When we recognize the fact that we fall short of who we should be, when we claim along with St. Paul our inadequacy, we simultaneously recognize that we can’t be who we were meant to be on our own. We realize that we must rely on our Lord and Savior’s grace which will make us strong. In Romans 3:22-24 we read:
For there is no distinction;
since all have sinned and fall short of the glory of God,
they are justified by his grace as a gift, through the redemption which is in Christ Jesus
Our recognition and repentance set a new path, a way toward acknowledgement that all of us, ourselves, our communities, our workplaces, and our country falls short. In that empty and humble place we have the opportunity to be filled with the grace of God, to say yes to God, to accept our Lord and Savior, Jesus Christ, as our salvation.
The climb:
Now comes the climb. From that humility we begin the ascent to God. Jesus takes us by the hand to show the way. The Holy Spirit guides us, and the Holy Church instructs us. Along with Paul we pray that our weakness, obviousness, and masks be taken away. We place our reliance on God’s grace, on the word of the Holy Spirit who says to us, like to Paul:
“My grace is sufficient for you—
This is where the change occurs. We select God’s grace over the mask. We select God’s grace in the midst of our obviousness, because He wipes away all sin and frailty. We accept the fact that God will strp us down to who we were meant to be.

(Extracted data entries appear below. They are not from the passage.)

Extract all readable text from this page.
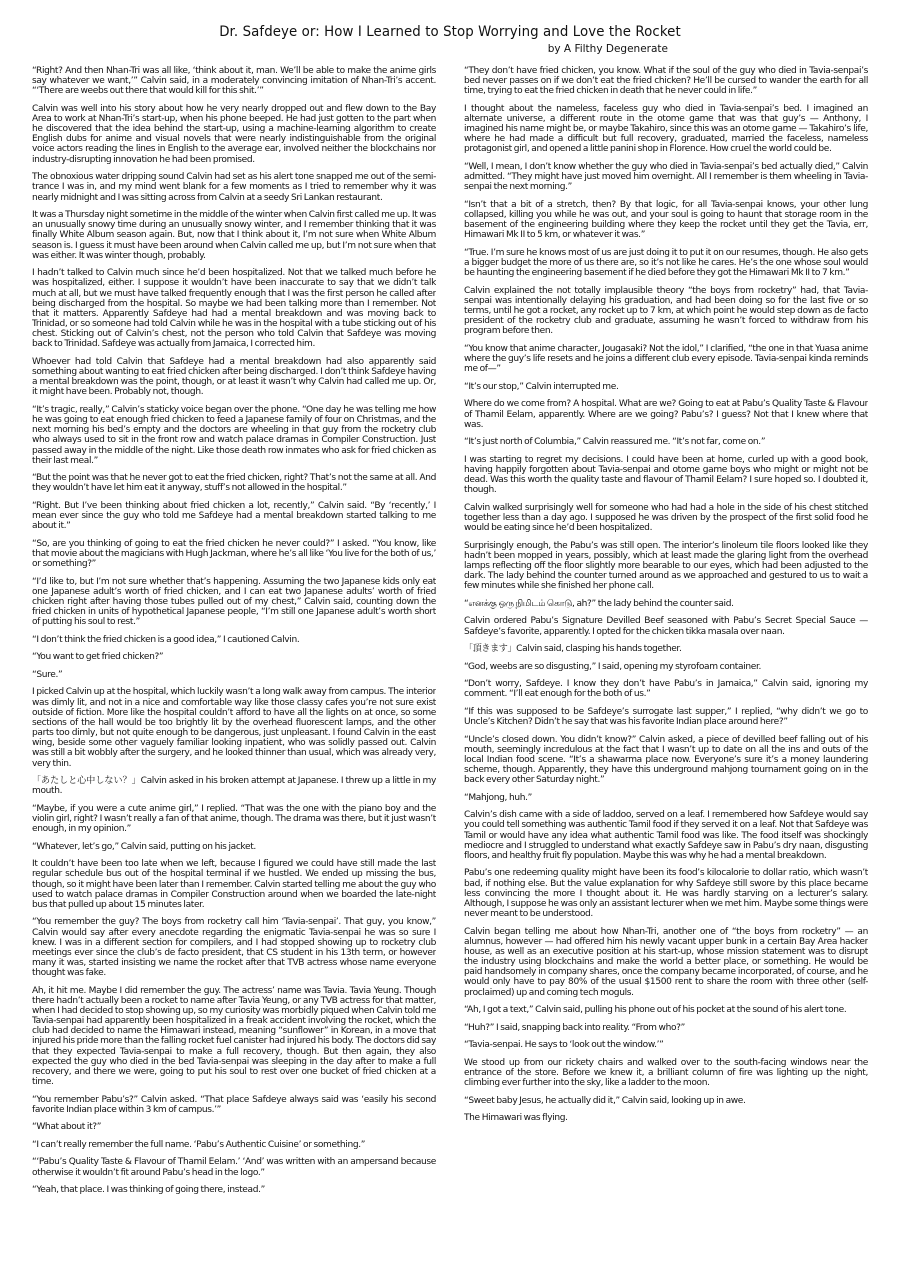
Dr. Safdeye or: How I Learned to Stop Worrying and Love the Rocket
by A Filthy Degenerate

“Right? And then Nhan-Tri was all like, ‘think about it, man. We’ll be able to make the anime girls say whatever we want,’” Calvin said, in a moderately convincing imitation of Nhan-Tri’s accent. “‘There are weebs out there that would kill for this shit.’”

Calvin was well into his story about how he very nearly dropped out and flew down to the Bay Area to work at Nhan-Tri’s start-up, when his phone beeped. He had just gotten to the part when he discovered that the idea behind the start-up, using a machine-learning algorithm to create English dubs for anime and visual novels that were nearly indistinguishable from the original voice actors reading the lines in English to the average ear, involved neither the blockchains nor industry-disrupting innovation he had been promised.

The obnoxious water dripping sound Calvin had set as his alert tone snapped me out of the semi-trance I was in, and my mind went blank for a few moments as I tried to remember why it was nearly midnight and I was sitting across from Calvin at a seedy Sri Lankan restaurant.

It was a Thursday night sometime in the middle of the winter when Calvin first called me up. It was an unusually snowy time during an unusually snowy winter, and I remember thinking that it was finally White Album season again. But, now that I think about it, I’m not sure when White Album season is. I guess it must have been around when Calvin called me up, but I’m not sure when that was either. It was winter though, probably.

I hadn’t talked to Calvin much since he’d been hospitalized. Not that we talked much before he was hospitalized, either. I suppose it wouldn’t have been inaccurate to say that we didn’t talk much at all, but we must have talked frequently enough that I was the first person he called after being discharged from the hospital. So maybe we had been talking more than I remember. Not that it matters. Apparently Safdeye had had a mental breakdown and was moving back to Trinidad, or so someone had told Calvin while he was in the hospital with a tube sticking out of his chest. Sticking out of Calvin’s chest, not the person who told Calvin that Safdeye was moving back to Trinidad. Safdeye was actually from Jamaica, I corrected him.

Whoever had told Calvin that Safdeye had a mental breakdown had also apparently said something about wanting to eat fried chicken after being discharged. I don’t think Safdeye having a mental breakdown was the point, though, or at least it wasn’t why Calvin had called me up. Or, it might have been. Probably not, though.

“It’s tragic, really,” Calvin’s staticky voice began over the phone. “One day he was telling me how he was going to eat enough fried chicken to feed a Japanese family of four on Christmas, and the next morning his bed’s empty and the doctors are wheeling in that guy from the rocketry club who always used to sit in the front row and watch palace dramas in Compiler Construction. Just passed away in the middle of the night. Like those death row inmates who ask for fried chicken as their last meal.”

“But the point was that he never got to eat the fried chicken, right? That’s not the same at all. And they wouldn’t have let him eat it anyway, stuff’s not allowed in the hospital.”

“Right. But I’ve been thinking about fried chicken a lot, recently,” Calvin said. “By ‘recently,’ I mean ever since the guy who told me Safdeye had a mental breakdown started talking to me about it.”

“So, are you thinking of going to eat the fried chicken he never could?” I asked. “You know, like that movie about the magicians with Hugh Jackman, where he’s all like ‘You live for the both of us,’ or something?”

“I’d like to, but I’m not sure whether that’s happening. Assuming the two Japanese kids only eat one Japanese adult’s worth of fried chicken, and I can eat two Japanese adults’ worth of fried chicken right after having those tubes pulled out of my chest,” Calvin said, counting down the fried chicken in units of hypothetical Japanese people, “I’m still one Japanese adult’s worth short of putting his soul to rest.”

“I don’t think the fried chicken is a good idea,” I cautioned Calvin.

“You want to get fried chicken?”

“Sure.”

I picked Calvin up at the hospital, which luckily wasn’t a long walk away from campus. The interior was dimly lit, and not in a nice and comfortable way like those classy cafes you’re not sure exist outside of fiction. More like the hospital couldn’t afford to have all the lights on at once, so some sections of the hall would be too brightly lit by the overhead fluorescent lamps, and the other parts too dimly, but not quite enough to be dangerous, just unpleasant. I found Calvin in the east wing, beside some other vaguely familiar looking inpatient, who was solidly passed out. Calvin was still a bit wobbly after the surgery, and he looked thinner than usual, which was already very, very thin.

「あたしと心中しない？」Calvin asked in his broken attempt at Japanese. I threw up a little in my mouth.

“Maybe, if you were a cute anime girl,” I replied. “That was the one with the piano boy and the violin girl, right? I wasn’t really a fan of that anime, though. The drama was there, but it just wasn’t enough, in my opinion.”

“Whatever, let’s go,” Calvin said, putting on his jacket.

It couldn’t have been too late when we left, because I figured we could have still made the last regular schedule bus out of the hospital terminal if we hustled. We ended up missing the bus, though, so it might have been later than I remember. Calvin started telling me about the guy who used to watch palace dramas in Compiler Construction around when we boarded the late-night bus that pulled up about 15 minutes later.

“You remember the guy? The boys from rocketry call him ‘Tavia-senpai’. That guy, you know,” Calvin would say after every anecdote regarding the enigmatic Tavia-senpai he was so sure I knew. I was in a different section for compilers, and I had stopped showing up to rocketry club meetings ever since the club’s de facto president, that CS student in his 13th term, or however many it was, started insisting we name the rocket after that TVB actress whose name everyone thought was fake.

Ah, it hit me. Maybe I did remember the guy. The actress’ name was Tavia. Tavia Yeung. Though there hadn’t actually been a rocket to name after Tavia Yeung, or any TVB actress for that matter, when I had decided to stop showing up, so my curiosity was morbidly piqued when Calvin told me Tavia-senpai had apparently been hospitalized in a freak accident involving the rocket, which the club had decided to name the Himawari instead, meaning “sunflower” in Korean, in a move that injured his pride more than the falling rocket fuel canister had injured his body. The doctors did say that they expected Tavia-senpai to make a full recovery, though. But then again, they also expected the guy who died in the bed Tavia-senpai was sleeping in the day after to make a full recovery, and there we were, going to put his soul to rest over one bucket of fried chicken at a time.

“You remember Pabu’s?” Calvin asked. “That place Safdeye always said was ‘easily his second favorite Indian place within 3 km of campus.’”

“What about it?”

“I can’t really remember the full name. ‘Pabu’s Authentic Cuisine’ or something.”

“‘Pabu’s Quality Taste & Flavour of Thamil Eelam.’ ‘And’ was written with an ampersand because otherwise it wouldn’t fit around Pabu’s head in the logo.”

“Yeah, that place. I was thinking of going there, instead.”

“They don’t have fried chicken, you know. What if the soul of the guy who died in Tavia-senpai’s bed never passes on if we don’t eat the fried chicken? He’ll be cursed to wander the earth for all time, trying to eat the fried chicken in death that he never could in life.”

I thought about the nameless, faceless guy who died in Tavia-senpai’s bed. I imagined an alternate universe, a different route in the otome game that was that guy’s — Anthony, I imagined his name might be, or maybe Takahiro, since this was an otome game — Takahiro’s life, where he had made a difficult but full recovery, graduated, married the faceless, nameless protagonist girl, and opened a little panini shop in Florence. How cruel the world could be.

“Well, I mean, I don’t know whether the guy who died in Tavia-senpai’s bed actually died,” Calvin admitted. “They might have just moved him overnight. All I remember is them wheeling in Tavia-senpai the next morning.”

“Isn’t that a bit of a stretch, then? By that logic, for all Tavia-senpai knows, your other lung collapsed, killing you while he was out, and your soul is going to haunt that storage room in the basement of the engineering building where they keep the rocket until they get the Tavia, err, Himawari Mk II to 5 km, or whatever it was.”

“True. I’m sure he knows most of us are just doing it to put it on our resumes, though. He also gets a bigger budget the more of us there are, so it’s not like he cares. He’s the one whose soul would be haunting the engineering basement if he died before they got the Himawari Mk II to 7 km.”

Calvin explained the not totally implausible theory “the boys from rocketry” had, that Tavia-senpai was intentionally delaying his graduation, and had been doing so for the last five or so terms, until he got a rocket, any rocket up to 7 km, at which point he would step down as de facto president of the rocketry club and graduate, assuming he wasn’t forced to withdraw from his program before then.

“You know that anime character, Jougasaki? Not the idol,” I clarified, “the one in that Yuasa anime where the guy’s life resets and he joins a different club every episode. Tavia-senpai kinda reminds me of—”

“It’s our stop,” Calvin interrupted me.

Where do we come from? A hospital. What are we? Going to eat at Pabu’s Quality Taste & Flavour of Thamil Eelam, apparently. Where are we going? Pabu’s? I guess? Not that I knew where that was.

“It’s just north of Columbia,” Calvin reassured me. “It’s not far, come on.”

I was starting to regret my decisions. I could have been at home, curled up with a good book, having happily forgotten about Tavia-senpai and otome game boys who might or might not be dead. Was this worth the quality taste and flavour of Thamil Eelam? I sure hoped so. I doubted it, though.

Calvin walked surprisingly well for someone who had had a hole in the side of his chest stitched together less than a day ago. I supposed he was driven by the prospect of the first solid food he would be eating since he’d been hospitalized.

Surprisingly enough, the Pabu’s was still open. The interior’s linoleum tile floors looked like they hadn’t been mopped in years, possibly, which at least made the glaring light from the overhead lamps reflecting off the floor slightly more bearable to our eyes, which had been adjusted to the dark. The lady behind the counter turned around as we approached and gestured to us to wait a few minutes while she finished her phone call.

“எனக்கு ஒரு நிமிடம் கொடு, ah?” the lady behind the counter said.

Calvin ordered Pabu’s Signature Devilled Beef seasoned with Pabu’s Secret Special Sauce — Safdeye’s favorite, apparently. I opted for the chicken tikka masala over naan.

「頂きます」Calvin said, clasping his hands together.

“God, weebs are so disgusting,” I said, opening my styrofoam container.

“Don’t worry, Safdeye. I know they don’t have Pabu’s in Jamaica,” Calvin said, ignoring my comment. “I’ll eat enough for the both of us.”

“If this was supposed to be Safdeye’s surrogate last supper,” I replied, “why didn’t we go to Uncle’s Kitchen? Didn’t he say that was his favorite Indian place around here?”

“Uncle’s closed down. You didn’t know?” Calvin asked, a piece of devilled beef falling out of his mouth, seemingly incredulous at the fact that I wasn’t up to date on all the ins and outs of the local Indian food scene. “It’s a shawarma place now. Everyone’s sure it’s a money laundering scheme, though. Apparently, they have this underground mahjong tournament going on in the back every other Saturday night.”

“Mahjong, huh.”

Calvin’s dish came with a side of laddoo, served on a leaf. I remembered how Safdeye would say you could tell something was authentic Tamil food if they served it on a leaf. Not that Safdeye was Tamil or would have any idea what authentic Tamil food was like. The food itself was shockingly mediocre and I struggled to understand what exactly Safdeye saw in Pabu’s dry naan, disgusting floors, and healthy fruit fly population. Maybe this was why he had a mental breakdown.

Pabu’s one redeeming quality might have been its food’s kilocalorie to dollar ratio, which wasn’t bad, if nothing else. But the value explanation for why Safdeye still swore by this place became less convincing the more I thought about it. He was hardly starving on a lecturer’s salary. Although, I suppose he was only an assistant lecturer when we met him. Maybe some things were never meant to be understood.

Calvin began telling me about how Nhan-Tri, another one of “the boys from rocketry” — an alumnus, however — had offered him his newly vacant upper bunk in a certain Bay Area hacker house, as well as an executive position at his start-up, whose mission statement was to disrupt the industry using blockchains and make the world a better place, or something. He would be paid handsomely in company shares, once the company became incorporated, of course, and he would only have to pay 80% of the usual $1500 rent to share the room with three other (self-proclaimed) up and coming tech moguls.

“Ah, I got a text,” Calvin said, pulling his phone out of his pocket at the sound of his alert tone.

“Huh?” I said, snapping back into reality. “From who?”

“Tavia-senpai. He says to ‘look out the window.’”

We stood up from our rickety chairs and walked over to the south-facing windows near the entrance of the store. Before we knew it, a brilliant column of fire was lighting up the night, climbing ever further into the sky, like a ladder to the moon.

“Sweet baby Jesus, he actually did it,” Calvin said, looking up in awe.

The Himawari was flying.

When we pray the Lamb of God we say, Lamb of God, who takes away the sins of the world…
If we believe that, and as Christians we must, we acknowledge that God removes all human frailty, all sin, all shortcoming. God removes the masks and the coverings. We are no longer captives and choosers of the mask, we are on the road, entering into the fullness of God’s life.—¨
Why weakness doesn’t matter:
Weakness only counts as a starting point, a check point along the way to God. In the end weakness does not matter for it, itself, is not our end.
Weakness counts as our starting place, but it is not our finishing place.
God is telling us that nothing matters but His grace. Setting aside the mask, the pretending, the failure to deal with our obviousness frees us from captivity to those things. The mask is not our humanity, it is our inhumanity. Through God’s grace in our weakness the obviousness of sin is erased; the mask is taken away. In weakness we are made strong. In humility we win the victory.
Victory is ours:
In the end victory is ours.
The world, and most particularly our country doesn’t want a message that speaks of weakness as victory, humility as a grace, or of humanity found by removing masks of falsehood. Those who rely on the mask of terror, who live under the mask of murder called medical procedure, who revel in the false nakedness that is without love erode humanity. They claim a strength that fades. They were the people Christ encountered in His hometown, who could not see beyond the masks and faí§ades they had created to see the glory of God come among them.
St. Paul knew better and tells the Philippians (Philippians 4:11-13)
I have learned, in whatever state I am, to be content.
I know how to be abased, and I know how to abound; in any and all circumstances I have learned the secret of facing plenty and hunger, abundance and want.
I can do all things in him who strengthens me.
Paul knew where his victory and strength was. It was in the humanity that God gives each and every person. It is in doing everything in Christ so that we may enter into the place of glory He has promised us. That is the victory that matters, the truth that makes us free. Amen.